Why did the market rates of houses move up?

  • Work-from-home made houses more important than ever
  • Home prices continued to rise to create a Giffen effect on the population which created a FOMO effect on them, coaxing them to purchase a property
  • Demand is concentrated in specific areas, especially the suburbs as the rates in metro cities like NYC and Detroit were already high.
  • Inflation forced people to buy real assets like houses
  • The migration to suburbs to find peace and better quality of life has become more real than before during the pandemic
  • The continuous increase in housing prices has also reduced the supply of houses in the market. Homeowners are unwilling to sell their houses even though the prices have started to cool down from March.
  • The price of labour, housing materials and other expenses have also risen sharply in recent times

Monthly supply of houses in the US

30-Year Fixed-Rate Mortgage Average in the United States


As per JP Morgan, the nationwide nominal house price index is now 40% above its 2012 low-point and 4% above the peak reached in 2006.

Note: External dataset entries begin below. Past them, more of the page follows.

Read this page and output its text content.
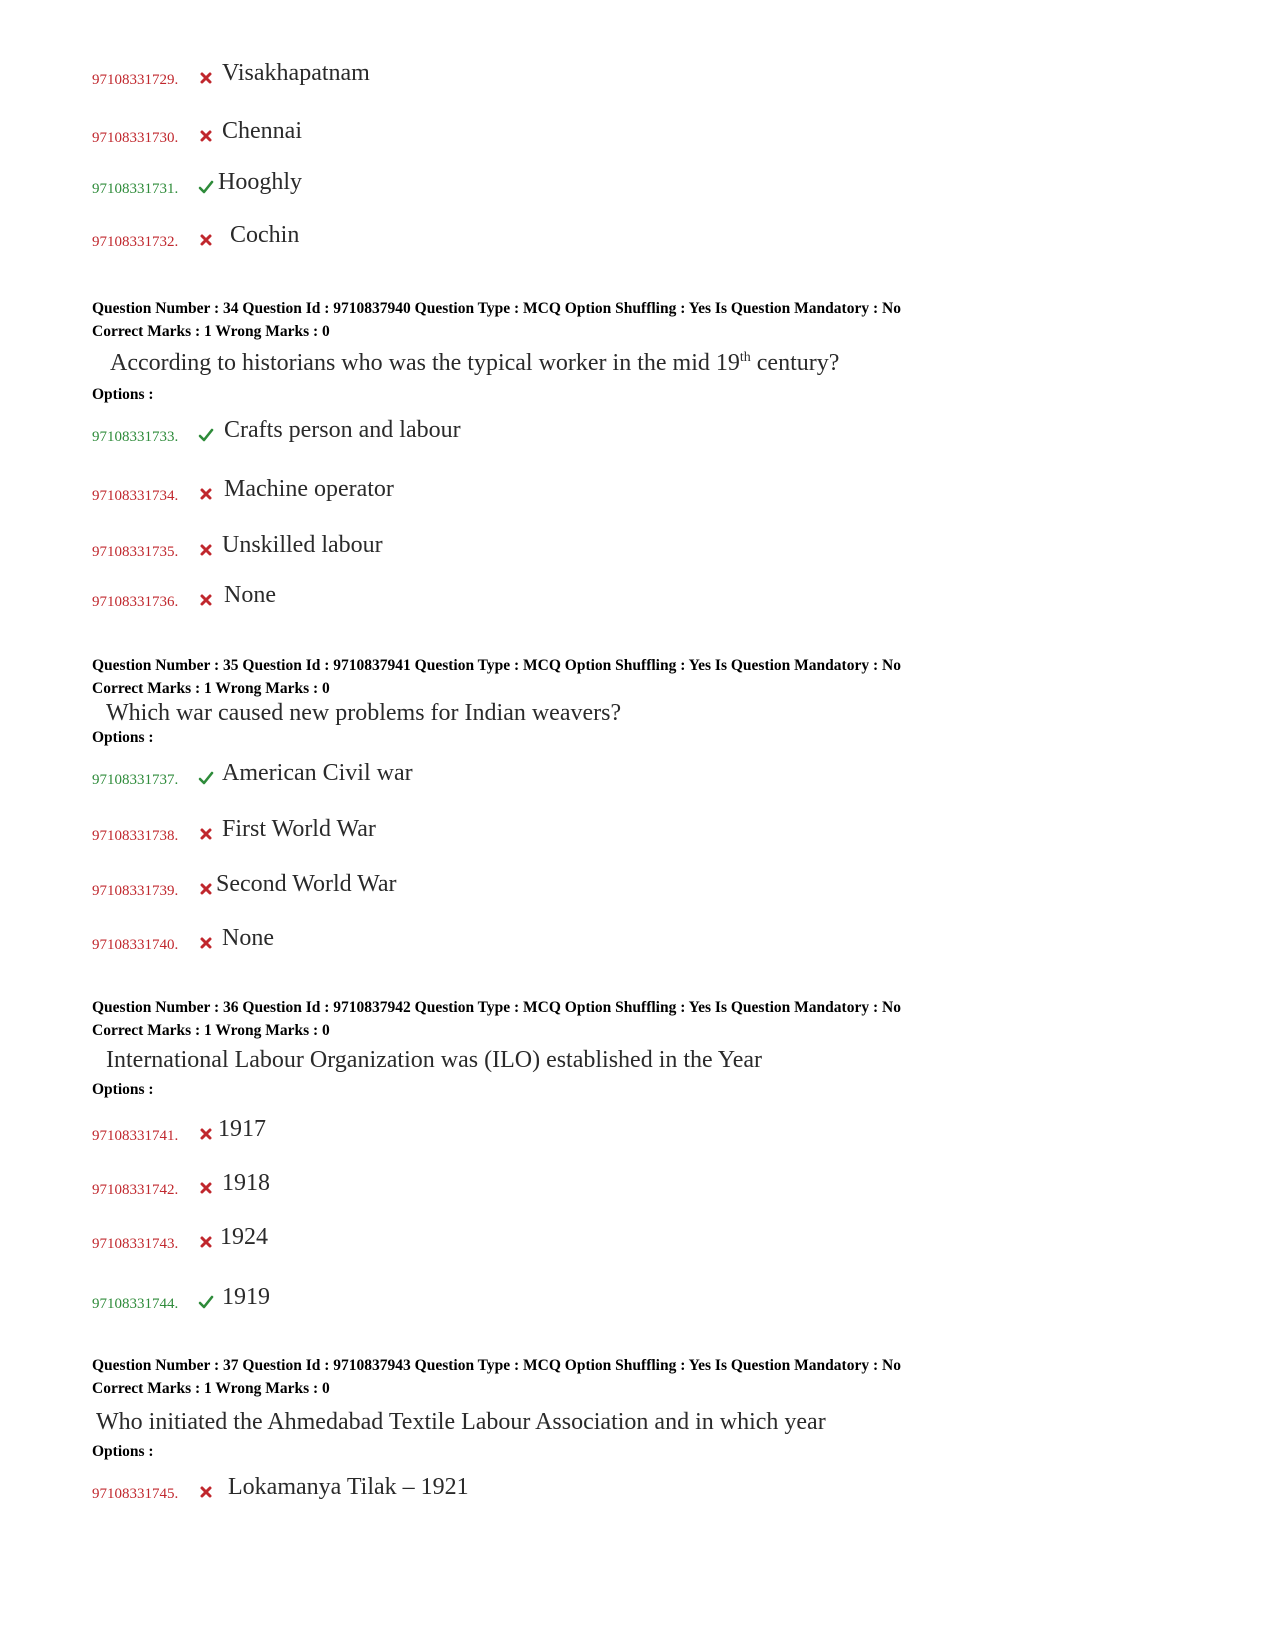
97108331729. Visakhapatnam
97108331730. Chennai
97108331731. Hooghly
97108331732. Cochin
Question Number : 34 Question Id : 9710837940 Question Type : MCQ Option Shuffling : Yes Is Question Mandatory : No
Correct Marks : 1 Wrong Marks : 0
According to historians who was the typical worker in the mid 19th century?
Options :
97108331733. Crafts person and labour
97108331734. Machine operator
97108331735. Unskilled labour
97108331736. None
Question Number : 35 Question Id : 9710837941 Question Type : MCQ Option Shuffling : Yes Is Question Mandatory : No
Correct Marks : 1 Wrong Marks : 0
Which war caused new problems for Indian weavers?
Options :
97108331737. American Civil war
97108331738. First World War
97108331739. Second World War
97108331740. None
Question Number : 36 Question Id : 9710837942 Question Type : MCQ Option Shuffling : Yes Is Question Mandatory : No
Correct Marks : 1 Wrong Marks : 0
International Labour Organization was (ILO) established in the Year
Options :
97108331741. 1917
97108331742. 1918
97108331743. 1924
97108331744. 1919
Question Number : 37 Question Id : 9710837943 Question Type : MCQ Option Shuffling : Yes Is Question Mandatory : No
Correct Marks : 1 Wrong Marks : 0
Who initiated the Ahmedabad Textile Labour Association and in which year
Options :
97108331745. Lokamanya Tilak – 1921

Challenges faced by the industry

  • Rising Prices of materials, labour
  • Improper suburban settlement plans
  • Improper tax distribution across government states
  • Prices went on a bidding spree with only the upper class and upper-middle class being able to safely bid for a house in the market
  • The skyrocketing prices have led to a fall in demand as people are simply not able to afford the house
  • Homeowners are not interested in selling the house at current levels either, Supply is still shorter than demand thereby increasing the prices in the long run.

In summary: Although housing is a very local-driven market and aggregate data does not show the true picture, it definitely looks like the US housing market could be in for a period of consolidation and pause. Implications for businesses that are part of the US housing supply chain could see a definite fall in revenue growth and contraction in margins.